Yes, there are young men and women who are perfect candidates for bypassing college and learning a skilled trade. And some of them might not have found their way without a push in that direction.
But it’s irresponsible and a grave disservice to urge every 16-year-old who wasn’t decided on a major to start preparing for technical trade school.
According to a Georgetown University study from 2015, “The Economic Value of College Majors,” the average college graduate will earn $1 million more over the course of a lifetime.
A million dollars doesn’t buy what it used to, but that’s a considerable amount of coin to walk away from just because you’re a teenager and don’t know what you want to be when you grow up. At that same event in Houston, I heard the first good idea regarding technical programs.

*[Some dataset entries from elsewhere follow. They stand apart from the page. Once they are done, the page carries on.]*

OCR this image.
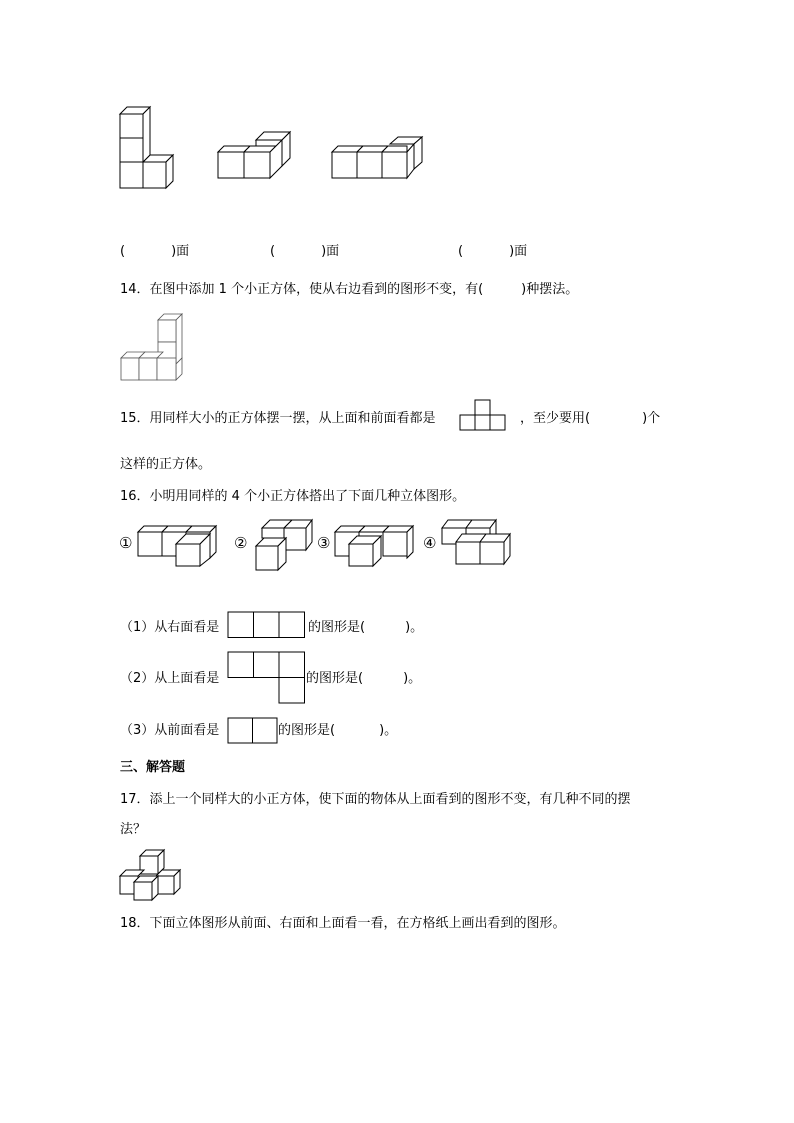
(	)面	(	)面	(	)面
14．在图中添加 1 个小正方体，使从右边看到的图形不变，有(	)种摆法。
15．用同样大小的正方体摆一摆，从上面和前面看都是	，至少要用(	)个
这样的正方体。
16．小明用同样的 4 个小正方体搭出了下面几种立体图形。
①	②	③	④
（1）从右面看是	的图形是(	)。
（2）从上面看是	的图形是(	)。
（3）从前面看是	的图形是(	)。
三、解答题
17．添上一个同样大的小正方体，使下面的物体从上面看到的图形不变，有几种不同的摆
法？
18．下面立体图形从前面、右面和上面看一看，在方格纸上画出看到的图形。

“Industry, education and government need to work together,” said Michael Wiebe, chief operations officer at Krones, who also was part of the panel discussion. “The public, who are the parents, play a role. A primary opportunity right now is the quantity of graduates in STEM. Industry is sometimes bottlenecked by the lack of those STEM graduates. We wish we had more students coming into the technical college straight out of high school. Parents want their kids to go through a four-year university program.”
Wiebe proposed a two-phase program designed to funnel more high-school graduates into technical programs. Phase I ushers them into two years of a technical program followed by a three-year apprenticeship. In Phase II, the individual continues on to two years in a university, with credits transferred from the previous two-year program to earn a bachelor’s degree, and then another three-year apprenticeship. This 10-year plan addresses the pain points of employers, educators and parents, explained Wiebe.
That’s a step in the right direction, giving students a plan to not only recapture that additional income, but to acquire those technical trade skills along the way, as well.